First Aid
Anaphylaxis (Severe Allergy)
 

​Anaphylaxis defined

Anaphylaxis (severe allergy) is the reaction of the human immune system to certain substances, such as: pollen, moth, fungi, some foods, etc. The Immune system usually attacks harmful objects that enter the body. In the case of allergy, though, the immune system perceives some normal substances as being harmful (receives a false alarm), and attacks them by producing antibodies (such as histamine) which develop allergic symptoms.

Anaphylactic shock
Anaphylactic shock is a severe, life-threatening allergic reaction that may hinder respiration, acute blood pressure, affect the pulse rate. The symptoms may begin in minutes from exposure to the allergic stimuli. The most common of allergic triggers include nuts, especially peanuts. 

Allergic triggers
  • Foods (such as egg, nuts, etc);
  • Insect stings (of bees, etc);
  • Allergy to natural rubber (latex), used in the manufacture of latex gloves, balloons, pencil rubbers, rubber balls, and some tubes and plugs used in laboratories. 

Anaphylactic symptoms
  • Swelling in the lips, tongue, face or eyes;
  • Swelling and narrowing in the throat;
  • Shortness of breath, and difficulty of speaking;
  • Skin rash (hives), vomiting and abdominal pain;
  • Dizziness and faintness.

Treatment
An adrenaline (epinephrine) injection is emergency; i.e., the onset of the anaphylactic shock. 
Adrenaline injection
Adrenaline (epinephrine) auto-injectors are used for emergency treatment of severe allergic (anaphylactic) reaction in the patients at risk of anaphylaxis. The injection contains a single (non-reusable) dose of epinephrine. 

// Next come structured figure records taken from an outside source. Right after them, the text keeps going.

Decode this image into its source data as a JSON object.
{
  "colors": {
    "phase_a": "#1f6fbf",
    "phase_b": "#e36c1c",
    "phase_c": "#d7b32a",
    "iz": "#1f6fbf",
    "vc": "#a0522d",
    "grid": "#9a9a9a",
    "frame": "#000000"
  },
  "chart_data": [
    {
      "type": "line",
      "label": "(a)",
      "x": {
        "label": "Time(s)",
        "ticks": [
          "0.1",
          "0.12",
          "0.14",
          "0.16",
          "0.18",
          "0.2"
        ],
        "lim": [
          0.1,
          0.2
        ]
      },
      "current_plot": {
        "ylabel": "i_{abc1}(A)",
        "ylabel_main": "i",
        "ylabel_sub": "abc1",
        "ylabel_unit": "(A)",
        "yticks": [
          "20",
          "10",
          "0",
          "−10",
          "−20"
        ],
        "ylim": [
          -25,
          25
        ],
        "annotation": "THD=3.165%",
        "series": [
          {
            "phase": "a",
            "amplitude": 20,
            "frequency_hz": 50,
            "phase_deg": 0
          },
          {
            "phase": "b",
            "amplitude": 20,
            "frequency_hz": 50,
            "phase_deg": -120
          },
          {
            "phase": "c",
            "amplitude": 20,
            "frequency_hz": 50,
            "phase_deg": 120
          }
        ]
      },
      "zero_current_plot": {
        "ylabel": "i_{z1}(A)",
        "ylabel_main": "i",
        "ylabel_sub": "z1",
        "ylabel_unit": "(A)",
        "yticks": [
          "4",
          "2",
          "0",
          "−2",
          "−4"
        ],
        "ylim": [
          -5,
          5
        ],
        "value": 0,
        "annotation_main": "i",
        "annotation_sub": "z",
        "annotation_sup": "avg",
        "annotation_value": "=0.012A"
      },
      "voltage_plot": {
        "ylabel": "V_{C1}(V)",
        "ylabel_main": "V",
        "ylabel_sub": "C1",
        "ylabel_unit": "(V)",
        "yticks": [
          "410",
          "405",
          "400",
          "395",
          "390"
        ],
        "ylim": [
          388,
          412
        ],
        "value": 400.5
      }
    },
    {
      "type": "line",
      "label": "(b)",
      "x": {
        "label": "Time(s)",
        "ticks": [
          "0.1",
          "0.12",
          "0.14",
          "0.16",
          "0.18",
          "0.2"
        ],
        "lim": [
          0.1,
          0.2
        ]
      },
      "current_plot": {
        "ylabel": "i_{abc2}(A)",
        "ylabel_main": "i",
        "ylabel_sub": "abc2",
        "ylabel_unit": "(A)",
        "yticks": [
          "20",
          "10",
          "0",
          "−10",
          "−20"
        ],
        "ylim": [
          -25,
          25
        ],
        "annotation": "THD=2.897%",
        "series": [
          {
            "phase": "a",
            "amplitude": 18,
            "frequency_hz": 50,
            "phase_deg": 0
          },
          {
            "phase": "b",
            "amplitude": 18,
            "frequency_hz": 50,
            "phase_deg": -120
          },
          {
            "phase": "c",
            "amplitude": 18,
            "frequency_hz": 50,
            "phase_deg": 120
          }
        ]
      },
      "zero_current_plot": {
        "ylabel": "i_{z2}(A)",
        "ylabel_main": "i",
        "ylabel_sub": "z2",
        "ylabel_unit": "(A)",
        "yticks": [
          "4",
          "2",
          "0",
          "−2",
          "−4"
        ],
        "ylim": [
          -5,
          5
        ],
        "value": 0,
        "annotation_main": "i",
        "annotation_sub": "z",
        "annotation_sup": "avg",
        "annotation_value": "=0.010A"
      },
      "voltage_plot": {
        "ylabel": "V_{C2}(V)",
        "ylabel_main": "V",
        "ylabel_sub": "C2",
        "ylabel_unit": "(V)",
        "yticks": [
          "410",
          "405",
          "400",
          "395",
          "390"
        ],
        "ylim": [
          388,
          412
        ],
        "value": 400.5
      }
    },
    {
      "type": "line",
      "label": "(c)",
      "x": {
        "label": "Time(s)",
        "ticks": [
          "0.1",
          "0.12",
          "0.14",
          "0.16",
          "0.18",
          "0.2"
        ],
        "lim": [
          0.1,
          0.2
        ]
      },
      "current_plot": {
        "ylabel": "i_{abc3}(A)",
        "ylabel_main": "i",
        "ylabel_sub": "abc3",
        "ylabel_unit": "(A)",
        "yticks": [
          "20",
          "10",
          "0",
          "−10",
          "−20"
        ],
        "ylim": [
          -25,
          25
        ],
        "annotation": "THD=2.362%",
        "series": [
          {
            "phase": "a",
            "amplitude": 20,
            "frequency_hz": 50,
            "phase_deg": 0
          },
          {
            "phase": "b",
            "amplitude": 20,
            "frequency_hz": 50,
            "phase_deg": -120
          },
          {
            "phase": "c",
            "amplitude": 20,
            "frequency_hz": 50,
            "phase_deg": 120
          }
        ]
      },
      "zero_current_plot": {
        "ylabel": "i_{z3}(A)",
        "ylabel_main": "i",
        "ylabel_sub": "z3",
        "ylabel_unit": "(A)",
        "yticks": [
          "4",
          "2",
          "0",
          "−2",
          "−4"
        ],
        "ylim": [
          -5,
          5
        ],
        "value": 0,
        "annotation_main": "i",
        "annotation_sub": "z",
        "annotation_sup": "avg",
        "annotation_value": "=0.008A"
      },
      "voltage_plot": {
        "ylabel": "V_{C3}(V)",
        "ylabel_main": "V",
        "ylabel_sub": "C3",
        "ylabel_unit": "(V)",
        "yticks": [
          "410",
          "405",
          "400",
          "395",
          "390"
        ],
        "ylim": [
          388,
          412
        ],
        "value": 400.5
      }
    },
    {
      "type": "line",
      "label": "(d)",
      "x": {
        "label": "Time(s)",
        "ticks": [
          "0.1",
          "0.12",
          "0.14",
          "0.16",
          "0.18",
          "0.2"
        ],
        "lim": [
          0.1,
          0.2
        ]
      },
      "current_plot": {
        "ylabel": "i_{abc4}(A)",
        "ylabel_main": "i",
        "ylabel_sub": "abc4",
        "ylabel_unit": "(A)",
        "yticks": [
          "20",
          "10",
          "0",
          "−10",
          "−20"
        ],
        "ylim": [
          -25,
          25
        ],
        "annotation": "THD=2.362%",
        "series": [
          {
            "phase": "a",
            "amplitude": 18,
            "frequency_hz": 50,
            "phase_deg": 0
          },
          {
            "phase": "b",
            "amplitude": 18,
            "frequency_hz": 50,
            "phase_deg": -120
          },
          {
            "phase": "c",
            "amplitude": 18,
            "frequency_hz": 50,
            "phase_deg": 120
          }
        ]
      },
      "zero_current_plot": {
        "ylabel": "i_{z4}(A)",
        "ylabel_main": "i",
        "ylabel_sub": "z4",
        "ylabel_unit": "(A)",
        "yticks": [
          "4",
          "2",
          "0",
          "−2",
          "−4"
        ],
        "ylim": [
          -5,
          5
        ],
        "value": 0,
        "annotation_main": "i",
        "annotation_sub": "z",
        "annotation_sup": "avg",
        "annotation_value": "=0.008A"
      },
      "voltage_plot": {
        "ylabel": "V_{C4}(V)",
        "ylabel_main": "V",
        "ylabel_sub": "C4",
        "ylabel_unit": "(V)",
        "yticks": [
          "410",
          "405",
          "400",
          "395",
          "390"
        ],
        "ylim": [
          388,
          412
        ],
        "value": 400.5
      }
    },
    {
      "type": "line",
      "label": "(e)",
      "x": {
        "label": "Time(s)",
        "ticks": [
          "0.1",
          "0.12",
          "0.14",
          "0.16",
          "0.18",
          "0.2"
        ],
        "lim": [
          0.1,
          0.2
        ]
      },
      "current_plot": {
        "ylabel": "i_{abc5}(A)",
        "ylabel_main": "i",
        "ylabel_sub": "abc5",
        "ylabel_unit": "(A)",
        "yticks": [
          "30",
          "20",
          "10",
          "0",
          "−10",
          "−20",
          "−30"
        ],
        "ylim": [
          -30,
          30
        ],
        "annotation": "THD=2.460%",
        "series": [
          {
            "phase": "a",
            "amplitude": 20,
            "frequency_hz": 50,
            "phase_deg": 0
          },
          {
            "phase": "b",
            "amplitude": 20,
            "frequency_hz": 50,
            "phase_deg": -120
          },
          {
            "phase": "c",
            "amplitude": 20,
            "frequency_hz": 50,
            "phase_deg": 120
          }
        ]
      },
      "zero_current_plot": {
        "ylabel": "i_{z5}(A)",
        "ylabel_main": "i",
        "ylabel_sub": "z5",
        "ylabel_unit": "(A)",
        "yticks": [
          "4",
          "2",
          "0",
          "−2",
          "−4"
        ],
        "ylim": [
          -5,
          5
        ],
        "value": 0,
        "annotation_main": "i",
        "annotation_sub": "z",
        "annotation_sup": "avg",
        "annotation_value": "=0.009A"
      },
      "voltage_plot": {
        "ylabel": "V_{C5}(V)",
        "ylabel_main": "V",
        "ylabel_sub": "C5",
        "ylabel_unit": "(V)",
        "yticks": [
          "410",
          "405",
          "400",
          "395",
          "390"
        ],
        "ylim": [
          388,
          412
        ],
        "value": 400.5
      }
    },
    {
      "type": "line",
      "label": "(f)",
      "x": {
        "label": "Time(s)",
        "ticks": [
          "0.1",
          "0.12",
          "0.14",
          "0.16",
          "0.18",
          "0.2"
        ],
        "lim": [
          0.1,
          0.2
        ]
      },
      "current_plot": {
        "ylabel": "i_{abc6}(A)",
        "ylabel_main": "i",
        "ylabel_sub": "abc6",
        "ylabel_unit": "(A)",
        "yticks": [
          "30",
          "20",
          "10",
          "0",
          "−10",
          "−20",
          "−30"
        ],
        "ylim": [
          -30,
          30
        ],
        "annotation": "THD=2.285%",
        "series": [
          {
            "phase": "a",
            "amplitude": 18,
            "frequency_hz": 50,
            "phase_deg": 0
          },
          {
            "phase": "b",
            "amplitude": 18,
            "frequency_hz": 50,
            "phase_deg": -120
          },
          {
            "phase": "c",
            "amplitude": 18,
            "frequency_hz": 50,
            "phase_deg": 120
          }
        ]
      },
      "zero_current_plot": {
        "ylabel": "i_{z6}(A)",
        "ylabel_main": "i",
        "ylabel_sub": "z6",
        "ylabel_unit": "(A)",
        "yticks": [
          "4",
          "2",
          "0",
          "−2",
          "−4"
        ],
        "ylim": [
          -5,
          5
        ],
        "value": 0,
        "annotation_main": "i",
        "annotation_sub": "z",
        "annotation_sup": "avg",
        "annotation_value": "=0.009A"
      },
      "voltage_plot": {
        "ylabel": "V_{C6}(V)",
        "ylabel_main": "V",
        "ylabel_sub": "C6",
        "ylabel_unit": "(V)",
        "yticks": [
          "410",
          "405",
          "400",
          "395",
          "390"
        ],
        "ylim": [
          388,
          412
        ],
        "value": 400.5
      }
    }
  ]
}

Conditions in need of an adrenaline injection
Patients suffering an anaphylactic shock, triggered by:
o Sings of insects (such as bees, wasps and fire ants);
o Immunotherapy of allergy;
o Some foods;
o Patient-specific triggers, such as: contrast dye, and other allergy-stimulating substances;
o Anaphylactic with no known cause;
o Exercise-induced anaphylaxis (EIAn).

Adrenaline dosage
o The dose varies according to the athlete's weight.
o If the symptoms persist, the patient should be administered another dose five minutes after the first.

Precautions before taking an adrenaline injection
You should let the doctor know if you:
o Have allergy to the injection, or any of the ingredients thereof;
o Suffering from any of these health problems: cardiovascular disorders, elevated blood pressure (hypertension), diabetes, thyroid gland disorders, elevated intraocular pressure (glaucoma), asthma, depression, Parkinson disease, renal disorders, or prostate gland abnormalities.

General tips
o It is critical to know the allergic triggers, and keep away from them.
o Carry the injection with you at all times.
o Tell your family and those around you about the injection, and how it is used if need arises.
o Inject it into the middle of the outer side of the thigh, through the clothes when necessary;
o Don’t inject it into the vein, gluteal muscle, hands or legs. If you injected it into the wrong part of the body, head to the nearest ER immediately.
o Make sure the child’s legs are restrained, to reduce their movement during injection.
o Check the injection every now and then; make sure that its color hasn’t turned pink, brown or whitish-gray, or that it contains precipitate.
o Adrenaline injection is sensitive to light; it should be kept in its package for protection against light.
o Avoid exposing the syringe to excessive coldness or heat, and keep it away from the direct sun.
o The syringe should be used by one person, only once (not reusable);
o Avoid reusing the remainder of the injection
o Adrenaline injection is not reusable; avoid using the remainder of the injection.
o Ask for help at the onset of allergic symptoms.
o Consult your doctor when signs and symptoms of infection are observed, including: constant flushness, high temperature or swelling in the injection area.
o Other symptoms may appear, such as: elevated pulse rate, sweating, vomiting, nausea, paleness, dizziness and headache. These symptoms usually become milder, and then disappear, when at rest.